Audience Location Content
Administrators docs/administrators/ Deployment, configuration, troubleshooting
Developers docs/developers/ Architecture, APIs, security, app development
Users docs/users/ Feature guides, document management, chat, search

Project Structure

busibox/                        # This repo — infrastructure, APIs, provisioning
├── docs/                       #   Documentation (by audience)
├── srv/                        #   Service source code
│   ├── agent/                  #     Agent API (FastAPI)
│   ├── data/                   #     Data API + Ingest Worker
│   ├── docs/                   #     Docs API
│   └── deploy/                 #     Deploy API
├── provision/
│   ├── ansible/                #     Ansible roles and inventory
│   └── pct/                    #     Proxmox container scripts
├── scripts/                    #   Admin workstation scripts
├── tools/                      #   MCP servers and utilities
└── specs/                      #   Project specifications

Related repositories:

Repo What It Contains
busibox-frontend All frontend apps (Portal, Agents, Admin, Chat, App Builder, Media, Documents) and the @jazzmind/busibox-app shared library
busibox-template Starter template for building new apps on the Busibox platform

Contributing

See CONTRIBUTING.md for the full contributor guide. The short version:

  1. Read the architecture docs in docs/developers/architecture/
  2. Set up a local development environment with Docker: make install SERVICE=all
  3. Run tests: make test-docker SERVICE=<service>
  4. Follow the organization rules in .cursor/rules/ for file placement and naming

Participation is governed by our Code of Conduct. Security issues should be reported privately — see SECURITY.md.

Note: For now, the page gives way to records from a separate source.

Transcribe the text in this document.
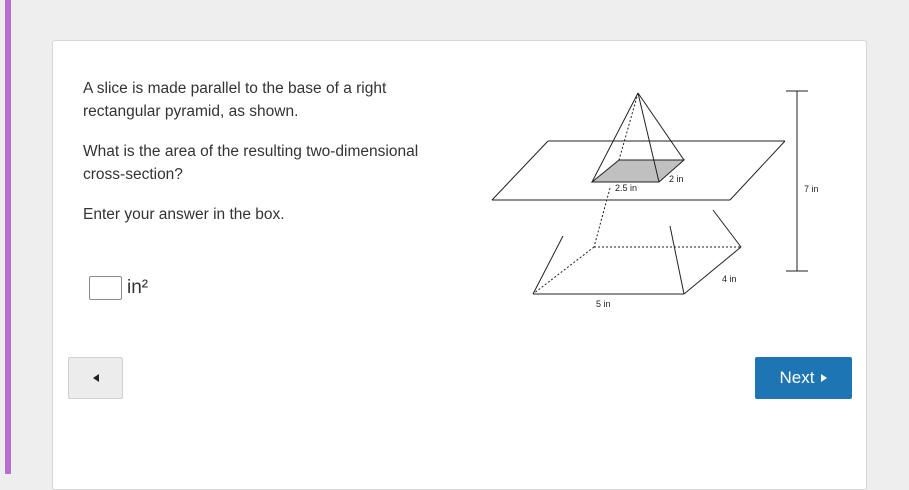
A slice is made parallel to the base of a right rectangular pyramid, as shown.

What is the area of the resulting two-dimensional cross-section?

Enter your answer in the box.

in²
2.5 in
2 in
7 in
4 in
5 in
Next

See CLAUDE.md for detailed development workflow and conventions.


License

Busibox is released under the MIT License. The project source code is MIT-licensed; some optional and bundled third-party components carry their own licenses. See NOTICE for the per-component breakdown — most relevant for operators who plan to redistribute a Docker image of the platform.

About

A self-hosted AI platform that keeps your data on your infrastructure. Busibox integrates document processing, semantic search, AI agents, and custom applications into a single platform — running on Docker with enterprise-grade security baked in. Think of it as a Linux distribution for AI.